Monday, October 16, 2006

Jokes, Jokes, Jokes

So I was sitting in the bar one night having a few beers with the Caddie Master when he brought something to my attention: a practical joke so incredibly useful and funny that I simply HAD to spend the next two weeks waiting for the perfect moment to try it out.

I had been waiting for three things to align themselves correctly before I could put my plan into action. I needed to be in the right frame of mind (aka FLYING on caffeine), my PLAYERS needed to have a sense of humor, and the pin placement on 14 needed to be low-left. Right next to the water.

For the last two weeks, either the pin wasn't in the right place, or my players' were assholes, or I forgot 4 quarters so I could satiate my need for freakin' caffeine. But today everything clicked into place.

Right off the bat, I knew I was caddying for the right kind of people. I was caddying for a father-son team where the son couldn't stop bitching to me about missing the Redskins game and the father couldn't stop telling me dumb jokes.

"What does tight-rope walking over the Grand Canyon and getting a blowjob from a 97 year-old woman have in common?"


"Whatever you do, don't look down."

Okay, so maybe SOME of them were funny. But the point was, I finally had two unsuspecting but willing victims to unleash my practical joke on.

The father and son were both guests of Dr. Dick, an Asian dick doctor that obviously saw enough dicks to blow $150,000 on a membership fee to this golf club. Dr. Dick is a decent golfer, but is known throughout the caddie-yard as a bad loop because he hardly ever talks to you and tips like he's been homeless for years. Today, he was playing with his wife, Mrs. Dick. Mrs. Dick was a cute older Asian woman with a skin-tight outfit and nipples that couldn't seem to figure out which way they wanted to point. But they were always excited about something. They never seemed to go away. So I guess if a doped-up Chameleon happened to wander onto the golf course that day, Mrs. Dick would've made love with it in one of the bunkers. Speaking of bunkers, Mrs. Dick just LOVED them. I felt so sorry for the other caddie. Although, Mrs. Dick ALSO made orgasm noises after anyone took a swing. So that was interesting. It was like watching women's tennis. So I guess to summarize, Mrs. Dick was a fashion-sensible Chameleon on ecstasy who loved the sand.

Moving on.

So the round progressed.

"What does a Polish groom give his bride that's long and hard on their wedding day?"

Drum roll.

"His last name."


"Honey why do you hit the ball in all the bunkers? If there's bunker on hole, you go there. And why do I like dicks more than you? You're my wife."

Wiff. "Ohhhhhh!!"

"I can't believe I'm missing the football game for THIS."
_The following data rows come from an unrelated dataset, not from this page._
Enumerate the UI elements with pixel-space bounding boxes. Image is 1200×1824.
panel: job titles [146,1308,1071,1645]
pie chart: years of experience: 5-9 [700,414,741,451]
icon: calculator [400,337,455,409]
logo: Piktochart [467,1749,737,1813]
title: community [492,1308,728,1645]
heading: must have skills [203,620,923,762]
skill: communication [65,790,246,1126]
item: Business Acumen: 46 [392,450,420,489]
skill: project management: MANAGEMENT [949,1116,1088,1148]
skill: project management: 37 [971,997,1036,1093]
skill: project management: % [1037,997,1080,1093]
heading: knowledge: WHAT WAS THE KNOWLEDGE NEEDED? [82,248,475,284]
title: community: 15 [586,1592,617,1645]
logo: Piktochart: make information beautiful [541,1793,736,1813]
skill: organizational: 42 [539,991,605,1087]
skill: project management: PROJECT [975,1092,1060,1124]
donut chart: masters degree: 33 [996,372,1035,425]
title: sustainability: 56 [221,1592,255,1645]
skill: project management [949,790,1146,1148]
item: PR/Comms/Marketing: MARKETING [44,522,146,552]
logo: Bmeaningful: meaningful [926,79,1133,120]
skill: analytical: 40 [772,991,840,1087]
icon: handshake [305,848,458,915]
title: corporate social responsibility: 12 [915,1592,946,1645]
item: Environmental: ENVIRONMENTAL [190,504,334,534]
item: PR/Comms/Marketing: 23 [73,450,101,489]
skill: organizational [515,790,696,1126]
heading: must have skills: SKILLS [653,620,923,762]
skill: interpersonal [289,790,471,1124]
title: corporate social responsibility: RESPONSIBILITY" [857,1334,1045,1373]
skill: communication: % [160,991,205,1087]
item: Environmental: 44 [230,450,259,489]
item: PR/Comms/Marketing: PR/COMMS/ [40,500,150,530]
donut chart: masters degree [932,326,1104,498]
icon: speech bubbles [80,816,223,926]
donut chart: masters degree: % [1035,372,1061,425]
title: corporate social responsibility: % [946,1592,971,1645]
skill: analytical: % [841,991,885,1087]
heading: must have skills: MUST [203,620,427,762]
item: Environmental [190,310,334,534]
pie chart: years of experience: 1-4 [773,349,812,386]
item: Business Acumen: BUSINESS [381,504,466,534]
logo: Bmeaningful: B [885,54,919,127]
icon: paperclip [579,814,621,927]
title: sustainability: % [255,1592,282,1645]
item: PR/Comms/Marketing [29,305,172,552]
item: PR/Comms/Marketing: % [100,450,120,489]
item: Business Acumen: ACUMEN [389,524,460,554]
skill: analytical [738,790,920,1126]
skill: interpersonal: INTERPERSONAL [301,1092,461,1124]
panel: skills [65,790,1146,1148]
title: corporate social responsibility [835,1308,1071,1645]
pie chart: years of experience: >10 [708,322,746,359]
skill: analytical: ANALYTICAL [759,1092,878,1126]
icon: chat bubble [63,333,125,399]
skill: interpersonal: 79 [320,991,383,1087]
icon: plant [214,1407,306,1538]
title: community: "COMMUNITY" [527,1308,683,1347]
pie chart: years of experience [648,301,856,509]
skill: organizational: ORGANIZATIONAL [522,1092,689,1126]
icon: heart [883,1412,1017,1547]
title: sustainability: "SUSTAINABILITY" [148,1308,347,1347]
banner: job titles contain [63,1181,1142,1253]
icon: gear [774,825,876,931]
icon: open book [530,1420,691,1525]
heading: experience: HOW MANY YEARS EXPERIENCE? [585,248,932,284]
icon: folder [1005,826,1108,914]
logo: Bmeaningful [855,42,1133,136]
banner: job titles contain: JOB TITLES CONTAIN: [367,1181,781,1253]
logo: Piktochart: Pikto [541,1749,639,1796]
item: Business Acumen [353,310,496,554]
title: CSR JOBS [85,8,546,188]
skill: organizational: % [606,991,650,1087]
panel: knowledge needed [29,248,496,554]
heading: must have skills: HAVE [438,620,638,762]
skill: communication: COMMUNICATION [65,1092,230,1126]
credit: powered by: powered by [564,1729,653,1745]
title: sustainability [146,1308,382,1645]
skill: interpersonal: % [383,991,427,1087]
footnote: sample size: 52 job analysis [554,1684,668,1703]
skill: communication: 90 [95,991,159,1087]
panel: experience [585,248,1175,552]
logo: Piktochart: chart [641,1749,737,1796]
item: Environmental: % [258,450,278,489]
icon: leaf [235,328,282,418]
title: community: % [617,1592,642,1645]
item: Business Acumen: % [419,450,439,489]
Well I'll tell you little boy. It's because we're on hole 14, and it's time for me to open up a can of whup-ass.

Shank. "OHHHH YEAHH!!"

That's right. I know you're excited too, Mrs. Cock.


Whatever. So there we were, on hole 14. We were on the green, and the father threw me his ball to clean. I was so excited I could barely contain myself. After cleaning his ball, I switched it with one of the spare balls I had in my bib. Then the moment of truth arrived. He motioned to me for his ball as he was walking past the low side of the green next to the water. I carefully threw the ball just out of his reach and a little harder than usual to try and make sure the ball slipped just past his fingers. It worked perfectly. He reached out, clumsily tried to catch the ball, the ball hit the green, took a couple hops and bounced into the water hazard.

For a moment, the foursome was silent. Orgasms ceased, dreams of football were squashed and the old man jokes stopped. Dr. Dick took a long drag off of his cigar and stared at me. The father turned to me, horrified.

"I...I How did that happen?"

"Well dad, I guess you just need to learn to catch."

"Damn ball. Crap."

Then they all turned to me. I saw my moment finally arrive. I pulled his ball out of my bib and handed it to him.

"Just kidding. Here you go."

Instantaneous laughter. The other caddie chimed in.

"I was gonna say...what kind of dumb-fuck caddie are you?"

About as dumb as they come. I can't wait to do it again.


English Dave said...

Man, you were treading a fine line there. If I thought you had thrown one of my balls in a lake, I would have been tempted to kick you in the nuts.

But I would have sent you in to get it back, like Ian Poulter did at Sawgrass, in amongst the crocodiles, sea serpents and unimaginable nasties. Hey, a ball's a ball!

Anonymous said...

Good one. It's hard to find people who can take a joke, especially if it's on them.

Here's a great one, although you have to be with the right people. Last winter, a buddy of mine slipped a remote controlled fart (noise) machine in his windshirt. We were playing in a two man scramble with two guys we'd never met.

Every time he bent over to pick his ball out of the hole, I'd hit the button and a monsterous air biscuit would be released. Our playing partners were too polite to say anything. He just acted like nothing happened.

This went on for four or five holes before they finally lost it and cracked up. They kept talking about it for the rest of the day.